J'ai revu Antoine Raybaud à Aix, une dernière fois, pendant l'été 2011, nous avons conversé pendant une belle demi-heure à la terrasse d'un café proche de la gare. Il s'inquiétait de la santé de Jacques Dupin et me parla des comités de rédaction de Po&sie sous l'égide de Michel Deguy. Il évoquait la présence d'Yves Bonnefoy, je peux assez exactement citer son propos : "Quand il parle, quand il fait des conférences, c'est tellement étonnant ! Bonnefoy commence lentement, il rassemble progressivement ses éléments, et puis soudainement, tout s'embrase, tout s'éclaire ! Avec ce qu'il a rassemblé, il compose un très grand feu !". Je préparais l'exposition et le catalogue de la Fondation Saint-John Perse consacrés à Pierre Guerre, je lui demandai son témoignage. Il me répondit avoir très peu de choses à me raconter, mais je regrette de n'avoir pas transcrit ce peu dans mon texte. Antoine Raybaud se souvenait d'avoir aperçu dans un amphithéâtre de la faculté d'Aix un personnage petit et un peu âgé qui prenait des notes et venait suivre avec beaucoup d'attention ses cours d'Agrégation.
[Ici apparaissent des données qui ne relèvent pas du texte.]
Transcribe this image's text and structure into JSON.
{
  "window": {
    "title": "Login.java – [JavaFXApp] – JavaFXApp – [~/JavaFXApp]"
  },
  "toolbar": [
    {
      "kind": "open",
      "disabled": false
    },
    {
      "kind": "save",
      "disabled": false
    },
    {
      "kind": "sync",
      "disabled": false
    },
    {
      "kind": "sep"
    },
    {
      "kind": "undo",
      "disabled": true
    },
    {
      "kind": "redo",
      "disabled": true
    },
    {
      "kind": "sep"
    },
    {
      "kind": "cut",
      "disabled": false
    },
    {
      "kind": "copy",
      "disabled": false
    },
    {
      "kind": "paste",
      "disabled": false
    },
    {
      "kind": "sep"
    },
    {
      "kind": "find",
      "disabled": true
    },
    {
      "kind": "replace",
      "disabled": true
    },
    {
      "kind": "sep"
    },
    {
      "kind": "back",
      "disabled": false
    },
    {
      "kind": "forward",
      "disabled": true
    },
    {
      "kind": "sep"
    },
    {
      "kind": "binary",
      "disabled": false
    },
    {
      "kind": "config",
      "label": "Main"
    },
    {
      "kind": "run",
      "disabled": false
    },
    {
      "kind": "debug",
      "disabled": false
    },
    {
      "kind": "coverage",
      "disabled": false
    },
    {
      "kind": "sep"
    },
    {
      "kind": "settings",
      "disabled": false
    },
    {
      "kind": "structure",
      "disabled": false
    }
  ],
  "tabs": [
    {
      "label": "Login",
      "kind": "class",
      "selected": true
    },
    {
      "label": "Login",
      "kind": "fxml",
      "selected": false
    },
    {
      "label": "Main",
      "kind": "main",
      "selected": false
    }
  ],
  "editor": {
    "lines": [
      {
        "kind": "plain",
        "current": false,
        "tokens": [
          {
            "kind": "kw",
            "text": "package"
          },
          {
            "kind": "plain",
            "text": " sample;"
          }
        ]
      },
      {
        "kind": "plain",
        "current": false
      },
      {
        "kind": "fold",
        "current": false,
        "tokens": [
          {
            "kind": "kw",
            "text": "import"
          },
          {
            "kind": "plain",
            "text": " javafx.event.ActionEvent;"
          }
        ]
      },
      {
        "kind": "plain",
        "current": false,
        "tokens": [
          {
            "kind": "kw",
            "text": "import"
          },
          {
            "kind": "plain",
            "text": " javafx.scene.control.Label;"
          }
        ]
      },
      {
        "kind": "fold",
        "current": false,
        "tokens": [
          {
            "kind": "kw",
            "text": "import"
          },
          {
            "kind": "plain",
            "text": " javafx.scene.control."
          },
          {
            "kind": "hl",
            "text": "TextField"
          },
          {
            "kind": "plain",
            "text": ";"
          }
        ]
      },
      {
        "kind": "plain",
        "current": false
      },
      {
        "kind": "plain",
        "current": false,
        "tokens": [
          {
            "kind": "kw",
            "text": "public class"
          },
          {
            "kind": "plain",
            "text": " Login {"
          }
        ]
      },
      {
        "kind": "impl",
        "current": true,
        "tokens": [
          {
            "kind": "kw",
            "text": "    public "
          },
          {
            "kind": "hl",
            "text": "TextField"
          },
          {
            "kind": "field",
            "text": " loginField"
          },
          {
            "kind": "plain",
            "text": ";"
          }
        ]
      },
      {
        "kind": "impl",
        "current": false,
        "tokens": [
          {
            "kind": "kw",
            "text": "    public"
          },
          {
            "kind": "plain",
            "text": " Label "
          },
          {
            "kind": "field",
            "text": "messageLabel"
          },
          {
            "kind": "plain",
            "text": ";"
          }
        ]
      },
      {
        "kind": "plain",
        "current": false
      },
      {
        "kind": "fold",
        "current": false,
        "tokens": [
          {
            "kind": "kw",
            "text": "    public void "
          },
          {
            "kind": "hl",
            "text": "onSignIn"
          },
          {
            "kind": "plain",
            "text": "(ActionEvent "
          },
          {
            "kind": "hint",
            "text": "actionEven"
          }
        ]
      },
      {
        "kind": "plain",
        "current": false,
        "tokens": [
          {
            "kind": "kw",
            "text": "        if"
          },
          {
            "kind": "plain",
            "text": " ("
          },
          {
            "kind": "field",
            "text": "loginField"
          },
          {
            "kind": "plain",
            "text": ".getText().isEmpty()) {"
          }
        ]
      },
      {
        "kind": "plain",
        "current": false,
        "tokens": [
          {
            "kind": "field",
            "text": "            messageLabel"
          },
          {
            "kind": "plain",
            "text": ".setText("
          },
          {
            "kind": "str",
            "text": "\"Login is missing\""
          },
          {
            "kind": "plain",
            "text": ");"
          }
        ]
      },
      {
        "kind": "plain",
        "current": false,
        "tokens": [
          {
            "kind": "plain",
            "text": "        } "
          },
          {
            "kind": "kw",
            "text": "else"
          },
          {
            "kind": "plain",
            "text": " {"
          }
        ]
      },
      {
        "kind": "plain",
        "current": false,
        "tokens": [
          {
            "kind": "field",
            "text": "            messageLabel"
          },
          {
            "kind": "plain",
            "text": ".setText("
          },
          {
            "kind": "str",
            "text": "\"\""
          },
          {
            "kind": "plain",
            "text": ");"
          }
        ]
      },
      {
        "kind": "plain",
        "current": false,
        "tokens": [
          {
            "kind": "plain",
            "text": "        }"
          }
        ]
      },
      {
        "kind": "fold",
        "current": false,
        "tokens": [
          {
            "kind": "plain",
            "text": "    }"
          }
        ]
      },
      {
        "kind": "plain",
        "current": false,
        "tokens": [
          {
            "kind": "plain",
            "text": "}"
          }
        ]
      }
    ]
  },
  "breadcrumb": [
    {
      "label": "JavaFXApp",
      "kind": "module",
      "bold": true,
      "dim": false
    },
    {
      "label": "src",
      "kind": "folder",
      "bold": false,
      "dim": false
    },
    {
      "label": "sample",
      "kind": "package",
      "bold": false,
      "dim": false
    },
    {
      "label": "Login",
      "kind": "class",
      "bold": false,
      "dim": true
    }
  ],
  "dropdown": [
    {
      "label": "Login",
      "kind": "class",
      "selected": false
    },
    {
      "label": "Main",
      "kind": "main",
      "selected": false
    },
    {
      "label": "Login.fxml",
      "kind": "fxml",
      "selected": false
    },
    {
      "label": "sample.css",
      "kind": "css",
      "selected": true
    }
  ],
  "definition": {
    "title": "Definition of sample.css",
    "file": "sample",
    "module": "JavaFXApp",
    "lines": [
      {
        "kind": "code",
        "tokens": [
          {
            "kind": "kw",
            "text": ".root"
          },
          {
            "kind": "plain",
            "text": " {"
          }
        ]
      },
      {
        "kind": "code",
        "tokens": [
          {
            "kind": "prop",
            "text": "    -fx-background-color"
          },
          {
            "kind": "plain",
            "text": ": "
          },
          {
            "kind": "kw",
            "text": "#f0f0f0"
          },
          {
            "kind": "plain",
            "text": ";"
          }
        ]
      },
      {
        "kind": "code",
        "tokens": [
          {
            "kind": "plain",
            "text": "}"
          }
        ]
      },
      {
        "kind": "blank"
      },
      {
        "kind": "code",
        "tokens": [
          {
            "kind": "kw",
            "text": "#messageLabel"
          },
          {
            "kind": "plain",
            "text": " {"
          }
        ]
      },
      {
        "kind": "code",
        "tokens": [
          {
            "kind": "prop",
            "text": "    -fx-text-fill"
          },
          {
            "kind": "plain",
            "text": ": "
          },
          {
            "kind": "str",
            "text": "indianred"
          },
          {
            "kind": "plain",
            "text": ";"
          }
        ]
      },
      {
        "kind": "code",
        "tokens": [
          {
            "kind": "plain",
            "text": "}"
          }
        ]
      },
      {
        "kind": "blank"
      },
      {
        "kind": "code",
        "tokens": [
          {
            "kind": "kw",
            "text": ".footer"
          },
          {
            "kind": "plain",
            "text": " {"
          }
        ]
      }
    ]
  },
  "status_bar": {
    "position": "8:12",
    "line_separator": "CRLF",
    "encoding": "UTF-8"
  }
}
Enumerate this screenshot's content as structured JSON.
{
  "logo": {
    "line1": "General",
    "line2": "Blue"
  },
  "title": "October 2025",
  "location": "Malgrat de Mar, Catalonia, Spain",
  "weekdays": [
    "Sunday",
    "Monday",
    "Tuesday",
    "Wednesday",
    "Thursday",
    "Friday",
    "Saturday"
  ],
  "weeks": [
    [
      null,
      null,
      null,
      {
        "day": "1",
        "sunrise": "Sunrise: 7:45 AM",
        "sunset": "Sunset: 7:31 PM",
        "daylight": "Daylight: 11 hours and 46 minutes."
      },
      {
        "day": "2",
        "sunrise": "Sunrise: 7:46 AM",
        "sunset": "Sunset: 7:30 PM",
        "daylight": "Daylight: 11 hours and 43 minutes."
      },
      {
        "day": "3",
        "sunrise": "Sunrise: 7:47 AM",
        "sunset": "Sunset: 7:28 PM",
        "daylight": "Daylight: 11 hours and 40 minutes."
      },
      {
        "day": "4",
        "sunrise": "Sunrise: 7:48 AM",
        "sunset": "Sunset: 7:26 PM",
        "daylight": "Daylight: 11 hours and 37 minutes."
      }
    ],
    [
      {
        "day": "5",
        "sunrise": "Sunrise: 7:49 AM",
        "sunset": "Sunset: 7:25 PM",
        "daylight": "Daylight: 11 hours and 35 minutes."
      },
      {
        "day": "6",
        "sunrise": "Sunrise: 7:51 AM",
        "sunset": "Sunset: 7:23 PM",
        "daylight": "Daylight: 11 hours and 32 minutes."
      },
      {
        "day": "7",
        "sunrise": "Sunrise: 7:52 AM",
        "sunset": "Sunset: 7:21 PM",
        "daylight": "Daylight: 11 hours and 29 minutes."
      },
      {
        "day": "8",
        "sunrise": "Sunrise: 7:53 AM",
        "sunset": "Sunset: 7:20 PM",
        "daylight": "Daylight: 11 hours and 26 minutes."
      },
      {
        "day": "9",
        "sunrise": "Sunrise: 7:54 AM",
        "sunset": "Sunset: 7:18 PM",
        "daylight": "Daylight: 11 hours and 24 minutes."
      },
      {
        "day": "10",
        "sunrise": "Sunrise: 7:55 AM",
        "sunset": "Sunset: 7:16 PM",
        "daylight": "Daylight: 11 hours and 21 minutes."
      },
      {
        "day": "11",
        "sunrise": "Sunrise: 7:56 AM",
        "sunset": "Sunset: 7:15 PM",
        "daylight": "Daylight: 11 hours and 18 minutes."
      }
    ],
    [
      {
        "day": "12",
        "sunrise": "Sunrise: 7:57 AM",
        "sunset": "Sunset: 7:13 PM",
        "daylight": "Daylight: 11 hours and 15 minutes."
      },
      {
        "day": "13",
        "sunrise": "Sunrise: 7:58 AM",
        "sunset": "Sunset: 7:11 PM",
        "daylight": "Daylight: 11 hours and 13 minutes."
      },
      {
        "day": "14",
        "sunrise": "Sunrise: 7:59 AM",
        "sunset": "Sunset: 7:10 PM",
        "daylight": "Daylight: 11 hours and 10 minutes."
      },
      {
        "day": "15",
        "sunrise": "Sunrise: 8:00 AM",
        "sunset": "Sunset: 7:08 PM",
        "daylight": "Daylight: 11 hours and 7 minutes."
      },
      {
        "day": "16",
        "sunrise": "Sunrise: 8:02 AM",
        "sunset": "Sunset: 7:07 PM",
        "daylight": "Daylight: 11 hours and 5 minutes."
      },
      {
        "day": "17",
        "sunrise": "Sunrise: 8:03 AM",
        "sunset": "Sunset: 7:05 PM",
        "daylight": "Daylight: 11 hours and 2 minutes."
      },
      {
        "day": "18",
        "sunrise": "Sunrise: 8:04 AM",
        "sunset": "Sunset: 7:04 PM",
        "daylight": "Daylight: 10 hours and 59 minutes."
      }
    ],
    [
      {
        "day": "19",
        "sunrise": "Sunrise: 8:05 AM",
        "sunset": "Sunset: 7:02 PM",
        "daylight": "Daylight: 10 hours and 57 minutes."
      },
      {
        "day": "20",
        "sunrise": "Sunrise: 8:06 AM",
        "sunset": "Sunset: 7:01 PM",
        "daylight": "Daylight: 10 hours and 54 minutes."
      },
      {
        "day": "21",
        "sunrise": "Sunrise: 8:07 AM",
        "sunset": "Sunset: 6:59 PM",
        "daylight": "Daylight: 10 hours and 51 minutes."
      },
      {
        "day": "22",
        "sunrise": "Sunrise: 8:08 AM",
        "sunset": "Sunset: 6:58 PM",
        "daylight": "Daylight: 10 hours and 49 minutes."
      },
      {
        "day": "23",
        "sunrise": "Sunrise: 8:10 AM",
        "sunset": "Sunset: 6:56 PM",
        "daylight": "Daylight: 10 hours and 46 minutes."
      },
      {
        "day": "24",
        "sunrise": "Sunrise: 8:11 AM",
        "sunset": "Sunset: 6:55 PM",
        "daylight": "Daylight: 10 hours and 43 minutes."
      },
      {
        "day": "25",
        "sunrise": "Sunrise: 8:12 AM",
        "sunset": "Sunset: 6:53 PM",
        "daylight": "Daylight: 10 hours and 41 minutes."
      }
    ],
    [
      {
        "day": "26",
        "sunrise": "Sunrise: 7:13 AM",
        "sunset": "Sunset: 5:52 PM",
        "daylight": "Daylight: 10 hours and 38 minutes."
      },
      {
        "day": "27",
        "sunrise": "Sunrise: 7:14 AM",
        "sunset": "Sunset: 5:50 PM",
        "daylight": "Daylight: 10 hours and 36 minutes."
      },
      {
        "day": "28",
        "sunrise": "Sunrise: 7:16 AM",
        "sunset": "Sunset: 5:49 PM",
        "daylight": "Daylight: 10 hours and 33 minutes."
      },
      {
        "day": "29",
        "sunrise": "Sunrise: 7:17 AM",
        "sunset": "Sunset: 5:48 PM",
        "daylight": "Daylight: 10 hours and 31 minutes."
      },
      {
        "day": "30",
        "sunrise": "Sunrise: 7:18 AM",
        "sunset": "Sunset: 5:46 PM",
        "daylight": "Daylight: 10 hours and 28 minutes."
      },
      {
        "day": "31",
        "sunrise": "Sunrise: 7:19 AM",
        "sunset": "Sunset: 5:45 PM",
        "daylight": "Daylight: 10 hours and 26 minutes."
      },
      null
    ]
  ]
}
Un jour, brusquement, cet homme qu'il ne connaissait pas était chaleureusement venu à sa rencontre, à la fin d'une cours. Pierre Guerre lui raconta que d'ordinaire, il se méfiait du monde universitaire et n'aimait pas les professeurs. Avec Antoine Raybaud, cet immense collectionneur d'art africain avait changé d'avis, il n'éprouvait pas ce sentiment. Il lui demanda instamment de faire partie du conseil d'administration de la Fondation Saint-John Perse. Après le décès de Pierre Guerre, Antoine Raybaud fut l'un des organisateurs du grand déménagement qui transféra la Fondation depuis l'Hôtel de Ville d'Aix jusqu'à l'ancienne manufacture des allumettes qui abrite aujourd'hui la Bibliothèque Méjanes et la Cité du Livre
Alain Paire.
On trouve sur ce lien l'enregistrement en 2009 d'une conférence d'Antoine Raybaud à propos de l'épopée. Cet enregistrement s'effectua en présence d'Édouard Glissant auquel Raybaud, très affecté par la disparition du poète en février 2011, consacra le dernier de ses articles. D'autres enregistrements de ses conférences et séminaires existent, il faudrait composer à partir d'elles un coffret.